Body bars SOEs from risky investments

 

 

China’s State-owned enterprises should avoid irrational investments and trade financing activities for achieving scale, said the head of the country’s SOE regulatory body on Monday.

From now on, SOEs are “strictly prohibited” from such moves, said Xiao Yaqing, chairman of the State-owned Assets Supervision and Administration Commission.

SOEs’ trade financing activities for scaling up their business volume may pose risks in terms of credit defaults, business fraud and loss of goods, he said.

A better way for central SOEs to ease their debt burden would be improved work efficiency, he said.

To lower risks in operations, SOEs should deleverage and reduce long-term debt, Xiao said, adding the commission will continue to strengthen the supervision of investments of SOEs and better manage their assets.

The SOEs’ current corporate debts are at “safe and controllable” levels, according to him.

In 2016, all of the 102 central SOEs decreased their debt ratio by 0.1 percent year-on-year to 66.6 percent, with 12 of them lowering their asset-liability ratio to over 80 percent and four to over 85 percent.

Xiao referred to the restructuring of two major SOEs, China Railway Materials Co Ltd and Sinosteel Corp. “The asset-liability ratio has been lowered to below 70 percent.”

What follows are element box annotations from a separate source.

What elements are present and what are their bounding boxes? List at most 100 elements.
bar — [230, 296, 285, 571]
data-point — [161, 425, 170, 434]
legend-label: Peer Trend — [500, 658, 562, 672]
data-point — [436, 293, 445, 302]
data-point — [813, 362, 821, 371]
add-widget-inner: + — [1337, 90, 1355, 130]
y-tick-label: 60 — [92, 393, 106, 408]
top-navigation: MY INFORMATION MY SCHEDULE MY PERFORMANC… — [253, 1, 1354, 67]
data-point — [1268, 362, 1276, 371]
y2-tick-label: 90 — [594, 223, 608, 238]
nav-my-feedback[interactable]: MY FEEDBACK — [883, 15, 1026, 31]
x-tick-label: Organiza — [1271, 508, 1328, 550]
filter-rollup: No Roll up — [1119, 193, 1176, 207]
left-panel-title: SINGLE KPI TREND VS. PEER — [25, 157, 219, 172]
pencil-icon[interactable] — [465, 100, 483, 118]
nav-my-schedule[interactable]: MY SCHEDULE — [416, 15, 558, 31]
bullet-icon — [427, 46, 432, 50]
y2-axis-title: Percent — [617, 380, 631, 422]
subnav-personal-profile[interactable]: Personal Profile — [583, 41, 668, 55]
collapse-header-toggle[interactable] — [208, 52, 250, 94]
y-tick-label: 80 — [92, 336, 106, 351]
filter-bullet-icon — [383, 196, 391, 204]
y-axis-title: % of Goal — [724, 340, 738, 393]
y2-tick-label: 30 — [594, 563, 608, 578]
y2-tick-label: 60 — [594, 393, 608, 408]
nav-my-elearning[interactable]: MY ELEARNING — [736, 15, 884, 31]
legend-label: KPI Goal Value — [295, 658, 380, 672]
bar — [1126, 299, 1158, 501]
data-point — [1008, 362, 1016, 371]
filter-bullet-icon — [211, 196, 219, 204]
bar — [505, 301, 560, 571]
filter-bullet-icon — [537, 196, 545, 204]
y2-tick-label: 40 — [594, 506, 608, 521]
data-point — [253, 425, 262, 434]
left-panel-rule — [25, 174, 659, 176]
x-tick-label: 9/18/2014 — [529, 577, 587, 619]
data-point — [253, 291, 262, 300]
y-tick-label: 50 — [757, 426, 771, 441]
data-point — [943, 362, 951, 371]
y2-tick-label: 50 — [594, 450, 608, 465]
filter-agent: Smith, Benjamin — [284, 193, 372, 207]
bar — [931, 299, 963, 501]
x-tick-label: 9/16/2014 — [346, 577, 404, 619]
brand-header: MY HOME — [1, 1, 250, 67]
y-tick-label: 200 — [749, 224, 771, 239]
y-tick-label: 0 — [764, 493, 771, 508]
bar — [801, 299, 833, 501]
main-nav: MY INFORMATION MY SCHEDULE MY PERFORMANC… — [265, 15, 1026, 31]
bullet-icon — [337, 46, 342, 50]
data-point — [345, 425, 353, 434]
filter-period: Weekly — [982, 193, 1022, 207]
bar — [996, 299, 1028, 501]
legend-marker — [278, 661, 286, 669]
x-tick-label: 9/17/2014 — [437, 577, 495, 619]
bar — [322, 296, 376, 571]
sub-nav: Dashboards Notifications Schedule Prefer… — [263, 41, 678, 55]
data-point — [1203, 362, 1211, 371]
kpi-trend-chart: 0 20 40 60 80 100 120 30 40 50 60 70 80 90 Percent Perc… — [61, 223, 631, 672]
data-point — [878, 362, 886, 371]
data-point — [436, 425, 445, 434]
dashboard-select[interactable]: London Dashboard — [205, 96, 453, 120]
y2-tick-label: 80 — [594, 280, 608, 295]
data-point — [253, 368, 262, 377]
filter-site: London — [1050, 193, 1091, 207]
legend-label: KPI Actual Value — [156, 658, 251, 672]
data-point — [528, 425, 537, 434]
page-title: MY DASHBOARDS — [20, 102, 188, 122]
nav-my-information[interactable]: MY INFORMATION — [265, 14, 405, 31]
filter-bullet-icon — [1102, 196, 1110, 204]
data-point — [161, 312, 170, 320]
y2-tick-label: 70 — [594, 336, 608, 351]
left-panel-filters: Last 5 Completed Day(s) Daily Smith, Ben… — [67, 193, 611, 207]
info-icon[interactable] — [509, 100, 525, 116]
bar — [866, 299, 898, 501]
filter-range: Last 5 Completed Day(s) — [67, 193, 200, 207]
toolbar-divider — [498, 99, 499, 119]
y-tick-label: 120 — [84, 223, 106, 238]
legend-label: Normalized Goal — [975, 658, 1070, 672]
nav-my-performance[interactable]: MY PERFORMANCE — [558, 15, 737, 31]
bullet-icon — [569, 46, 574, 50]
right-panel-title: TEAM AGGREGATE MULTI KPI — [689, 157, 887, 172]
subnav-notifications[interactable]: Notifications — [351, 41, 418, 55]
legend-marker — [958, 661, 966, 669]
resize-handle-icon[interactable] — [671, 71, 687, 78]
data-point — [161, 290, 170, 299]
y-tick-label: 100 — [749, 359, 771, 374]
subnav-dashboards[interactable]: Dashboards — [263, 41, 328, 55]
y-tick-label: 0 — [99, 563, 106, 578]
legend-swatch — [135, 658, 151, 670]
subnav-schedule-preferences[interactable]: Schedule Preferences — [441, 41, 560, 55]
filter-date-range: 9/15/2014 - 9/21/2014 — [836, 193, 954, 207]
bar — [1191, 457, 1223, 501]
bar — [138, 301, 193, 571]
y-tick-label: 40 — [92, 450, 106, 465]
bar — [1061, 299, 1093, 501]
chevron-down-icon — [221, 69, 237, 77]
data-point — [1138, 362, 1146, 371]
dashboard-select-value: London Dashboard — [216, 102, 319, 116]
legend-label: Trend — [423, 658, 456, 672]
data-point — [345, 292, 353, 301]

His comments illustrate the government’s resolve to boost SOEs’ revenue from global markets via various measures, including introduction of mixed ownership and building asset management companies.

This year, the regulator will further press ahead with the supervision of investments of SOEs by shifting the focus “from managing the companies to managing their assets”, said SASAC Vice-chairwoman Huang Danhua last week at a media conference during the National People’s Congress annual meeting.

Last September, China launched its largest private equity fund, worth 350 billion yuan ($50 billion), to finance SOE restructuring through mergers and acquisitions, industrial upgrades and innovation.

The supervision of central SOEs’ investment activities is, to some extent, caught in a dilemma, said Liu Shengjun, an economist at the Lujiazui Institute of International Finance.

“If the regulator exercises too much control on their investment plans, SOEs’ systems will get interfered. However, without regulatory supervision, the companies may be exposed to more risks and lead to chaotic investment environment and loss of assets,” Liu said.

Therefore, the regulator should take into account both SOEs’ initiative in making investments and risk prevention, he said.

Data show central SOEs’ revenue and profit have been growing, as the nation further deepens economic reforms.